All the plants are doing fine. They don't complain. Despite the 200 meters times 600 meters forest fire in Pilsen yesterday – firemen stopped it quickly enough, helicopters helped. We expect at least some rain on Friday so the map of Czechia could get less orange next Sunday.

But my main point is that we have really gotten used to this amazing help from the higher CO2 levels. When CO2 starts to drop, and it will start to drop quickly (perhaps by 4 ppm a year) once people significantly reduce the consumption of fossil fuels, the mankind may face some really difficult food shortages etc. According to water only, 2018 could have easily been comparable to 1947, a legendary dry year in the Czechoslovak history. On that year, Stalin sent us lots of corn. Also, he told us to forget about joining the Marshall Plan – those were the "international trade" events that contributed to the communist coup in 1948.

But the year 1947 was bad enough. People in the West got used to the excess of food. We forgot what hunger is. Much of it is due to the technological progress in agriculture, genetic engineering etc. But some of it – perhaps a comparable increase – is due to the higher CO2 concentrations. If CO2 catastrophically dropped, e.g. below 350 ppm, the people could see very bad harvests again. Visually, the culprit would seem to be drought in most cases. But the real culprit would be the higher vulnerability of plants towards drought in a CO2-starving atmosphere.

I believe that this problem may be delayed by a lot. There's enough coal. People should keep on burning coal – even if it were just for keeping CO2 – and prevent the CO2 concentration from dropping by more than 1 ppm a year. At that rate, the mankind could hopefully adapt to lower CO2 levels again. I think that these aren't problems that any of our generations will face – I think that the CO2 concentration will continue to rise at a healthy rate for a century or more – but the "peak CO2" moment (perhaps with the peak CO2 level around 600 ppm only) will arrive at some point and it will be a dangerous point for the mankind, indeed.

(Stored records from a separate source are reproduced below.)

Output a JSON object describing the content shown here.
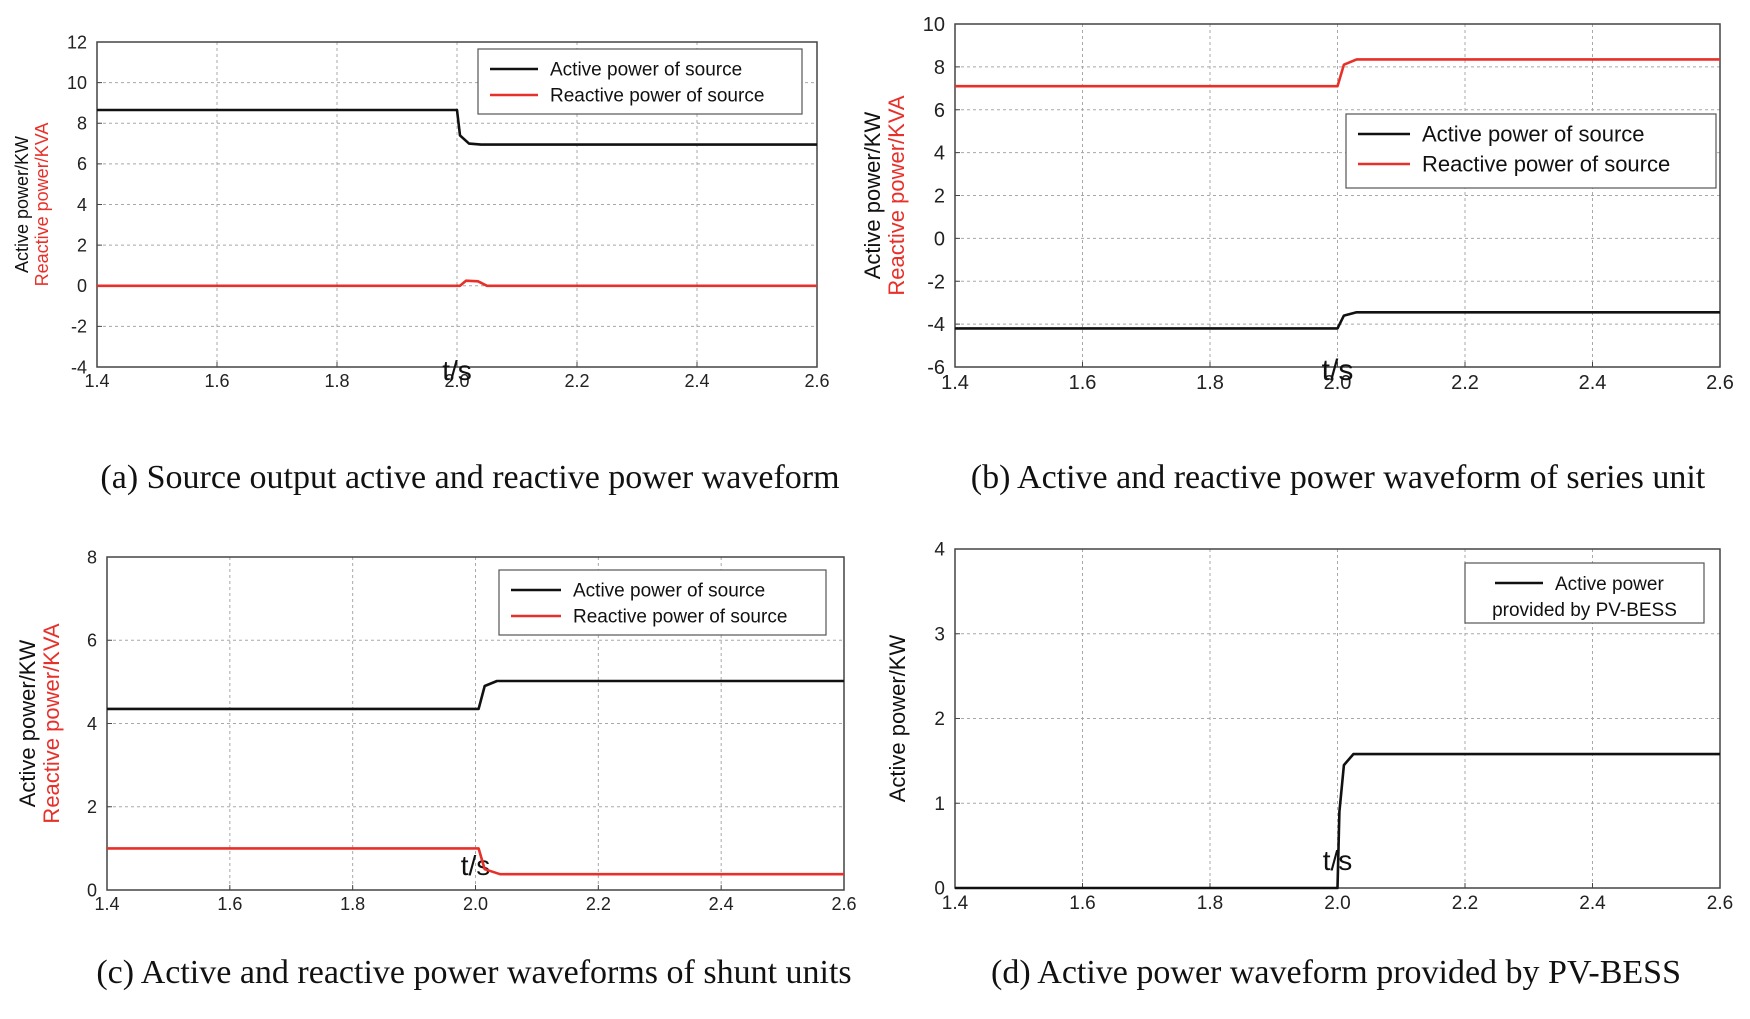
{
  "figure": {
    "captions": [
      "(a) Source output active and reactive power waveform",
      "(b) Active and reactive power waveform of series unit",
      "(c) Active and reactive power waveforms of shunt units",
      "(d) Active power waveform provided by PV-BESS"
    ]
  },
  "colors": {
    "active": "#111111",
    "reactive": "#e8302a",
    "grid": "#a8a8a8",
    "frame": "#444444"
  },
  "chart_data": [
    {
      "id": "a",
      "type": "line",
      "title": "(a) Source output active and reactive power waveform",
      "xlabel": "t/s",
      "ylabel_active": "Active power/KW",
      "ylabel_reactive": "Reactive power/KVA",
      "xlim": [
        1.4,
        2.6
      ],
      "ylim": [
        -4,
        12
      ],
      "xticks": [
        1.4,
        1.6,
        1.8,
        2.0,
        2.2,
        2.4,
        2.6
      ],
      "xtick_labels": [
        "1.4",
        "1.6",
        "1.8",
        "2.0",
        "2.2",
        "2.4",
        "2.6"
      ],
      "yticks": [
        -4,
        -2,
        0,
        2,
        4,
        6,
        8,
        10,
        12
      ],
      "ytick_labels": [
        "-4",
        "-2",
        "0",
        "2",
        "4",
        "6",
        "8",
        "10",
        "12"
      ],
      "legend_position": "top-right",
      "legend": [
        "Active power of source",
        "Reactive power of source"
      ],
      "series": [
        {
          "name": "Active power of source",
          "color": "#111111",
          "x": [
            1.4,
            2.0,
            2.005,
            2.02,
            2.04,
            2.1,
            2.6
          ],
          "y": [
            8.65,
            8.65,
            7.4,
            7.0,
            6.95,
            6.95,
            6.95
          ]
        },
        {
          "name": "Reactive power of source",
          "color": "#e8302a",
          "x": [
            1.4,
            2.005,
            2.015,
            2.035,
            2.05,
            2.6
          ],
          "y": [
            0.0,
            0.0,
            0.25,
            0.22,
            0.0,
            0.0
          ]
        }
      ]
    },
    {
      "id": "b",
      "type": "line",
      "title": "(b) Active and reactive power waveform of series unit",
      "xlabel": "t/s",
      "ylabel_active": "Active power/KW",
      "ylabel_reactive": "Reactive power/KVA",
      "xlim": [
        1.4,
        2.6
      ],
      "ylim": [
        -6,
        10
      ],
      "xticks": [
        1.4,
        1.6,
        1.8,
        2.0,
        2.2,
        2.4,
        2.6
      ],
      "xtick_labels": [
        "1.4",
        "1.6",
        "1.8",
        "2.0",
        "2.2",
        "2.4",
        "2.6"
      ],
      "yticks": [
        -6,
        -4,
        -2,
        0,
        2,
        4,
        6,
        8,
        10
      ],
      "ytick_labels": [
        "-6",
        "-4",
        "-2",
        "0",
        "2",
        "4",
        "6",
        "8",
        "10"
      ],
      "legend_position": "middle-right",
      "legend": [
        "Active power of source",
        "Reactive power of source"
      ],
      "series": [
        {
          "name": "Active power of source",
          "color": "#111111",
          "x": [
            1.4,
            2.0,
            2.01,
            2.03,
            2.6
          ],
          "y": [
            -4.2,
            -4.2,
            -3.6,
            -3.45,
            -3.45
          ]
        },
        {
          "name": "Reactive power of source",
          "color": "#e8302a",
          "x": [
            1.4,
            2.0,
            2.01,
            2.03,
            2.6
          ],
          "y": [
            7.1,
            7.1,
            8.1,
            8.35,
            8.35
          ]
        }
      ]
    },
    {
      "id": "c",
      "type": "line",
      "title": "(c) Active and reactive power waveforms of shunt units",
      "xlabel": "t/s",
      "ylabel_active": "Active power/KW",
      "ylabel_reactive": "Reactive power/KVA",
      "xlim": [
        1.4,
        2.6
      ],
      "ylim": [
        0,
        8
      ],
      "xticks": [
        1.4,
        1.6,
        1.8,
        2.0,
        2.2,
        2.4,
        2.6
      ],
      "xtick_labels": [
        "1.4",
        "1.6",
        "1.8",
        "2.0",
        "2.2",
        "2.4",
        "2.6"
      ],
      "yticks": [
        0,
        2,
        4,
        6,
        8
      ],
      "ytick_labels": [
        "0",
        "2",
        "4",
        "6",
        "8"
      ],
      "legend_position": "top-right",
      "legend": [
        "Active power of source",
        "Reactive power of source"
      ],
      "series": [
        {
          "name": "Active power of source",
          "color": "#111111",
          "x": [
            1.4,
            2.005,
            2.015,
            2.035,
            2.6
          ],
          "y": [
            4.35,
            4.35,
            4.9,
            5.02,
            5.02
          ]
        },
        {
          "name": "Reactive power of source",
          "color": "#e8302a",
          "x": [
            1.4,
            2.005,
            2.015,
            2.04,
            2.6
          ],
          "y": [
            1.0,
            1.0,
            0.5,
            0.38,
            0.38
          ]
        }
      ]
    },
    {
      "id": "d",
      "type": "line",
      "title": "(d) Active power waveform provided by PV-BESS",
      "xlabel": "t/s",
      "ylabel_active": "Active power/KW",
      "ylabel_reactive": "",
      "xlim": [
        1.4,
        2.6
      ],
      "ylim": [
        0,
        4
      ],
      "xticks": [
        1.4,
        1.6,
        1.8,
        2.0,
        2.2,
        2.4,
        2.6
      ],
      "xtick_labels": [
        "1.4",
        "1.6",
        "1.8",
        "2.0",
        "2.2",
        "2.4",
        "2.6"
      ],
      "yticks": [
        0,
        1,
        2,
        3,
        4
      ],
      "ytick_labels": [
        "0",
        "1",
        "2",
        "3",
        "4"
      ],
      "legend_position": "top-right",
      "legend": [
        "Active power",
        "provided by PV-BESS"
      ],
      "series": [
        {
          "name": "Active power provided by PV-BESS",
          "color": "#111111",
          "x": [
            1.4,
            2.0,
            2.003,
            2.01,
            2.025,
            2.6
          ],
          "y": [
            0.0,
            0.0,
            0.9,
            1.45,
            1.58,
            1.58
          ]
        }
      ]
    }
  ]
}
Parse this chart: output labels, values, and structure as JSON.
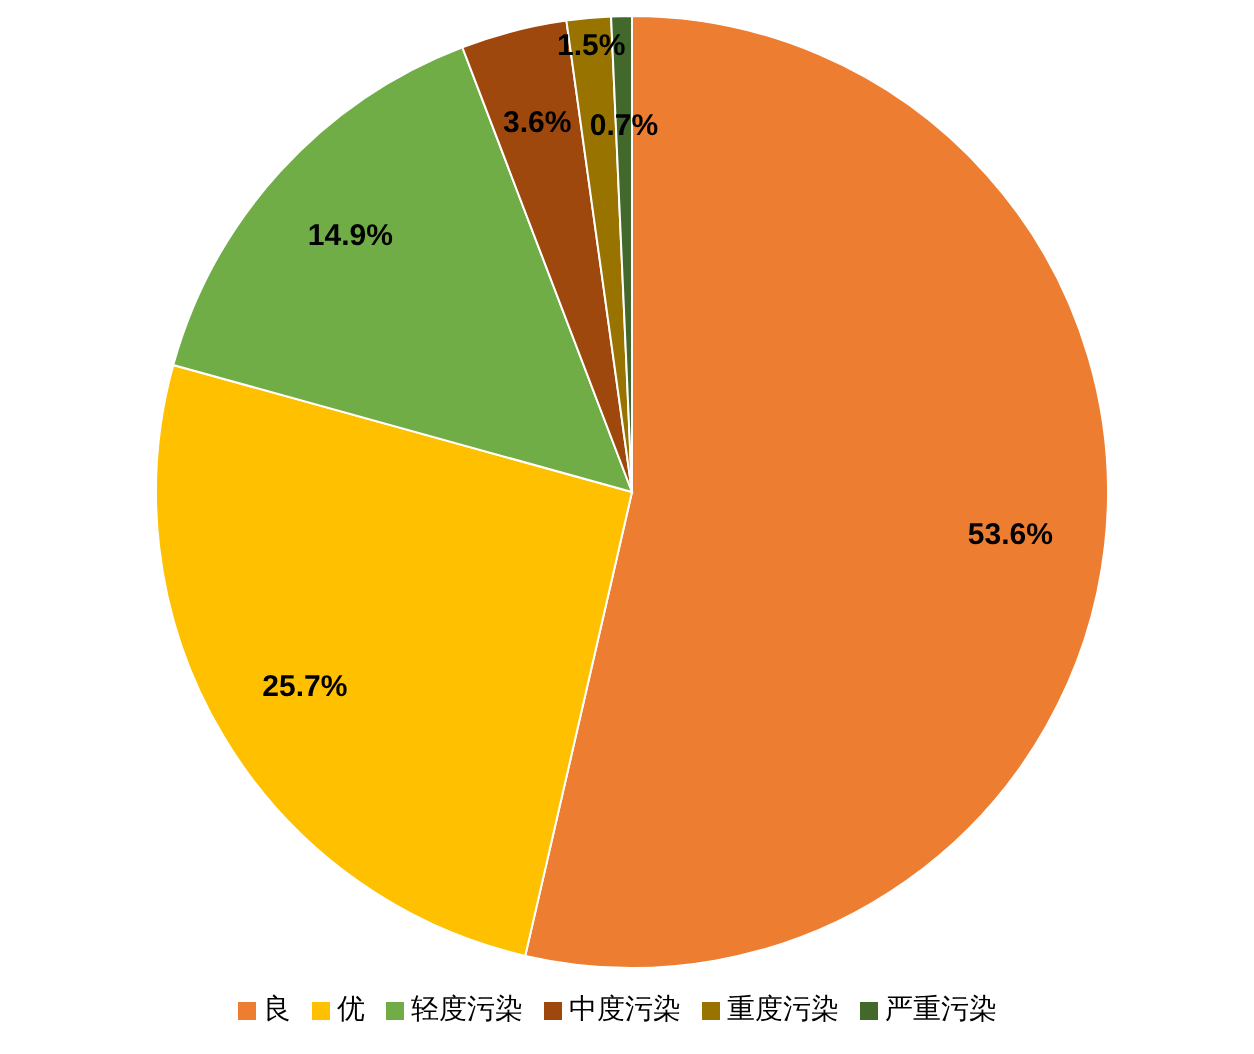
{
  "chart_data": {
    "type": "pie",
    "categories": [
      "良",
      "优",
      "轻度污染",
      "中度污染",
      "重度污染",
      "严重污染"
    ],
    "values": [
      53.6,
      25.7,
      14.9,
      3.6,
      1.5,
      0.7
    ],
    "colors": [
      "#ed7d31",
      "#ffc000",
      "#70ad47",
      "#9e480e",
      "#997300",
      "#43682b"
    ],
    "value_labels": [
      "53.6%",
      "25.7%",
      "14.9%",
      "3.6%",
      "1.5%",
      "0.7%"
    ],
    "legend": "bottom"
  }
}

If the fast drop of CO2 becomes unavoidable, I guess that people will have to grow almost everything in some kind of greenhouses, under a roof that mechanically prevents H2O and CO2 from escaping. Could we afford such glass or plastic covers of our fields today?



Incidentally, the weather was sunny and summer-like during Easter – a great source of psychological energy. If you can simply catch some suntan etc. At least temporarily, I decided that I primarily wanted to survive!



So the English speakers could pick I get knocked down but I get up again as the right motivational song. It's great but I combined it with Peter Nagy's (Slovak) "Sing/love/live as if it were the last time" from the 1980s.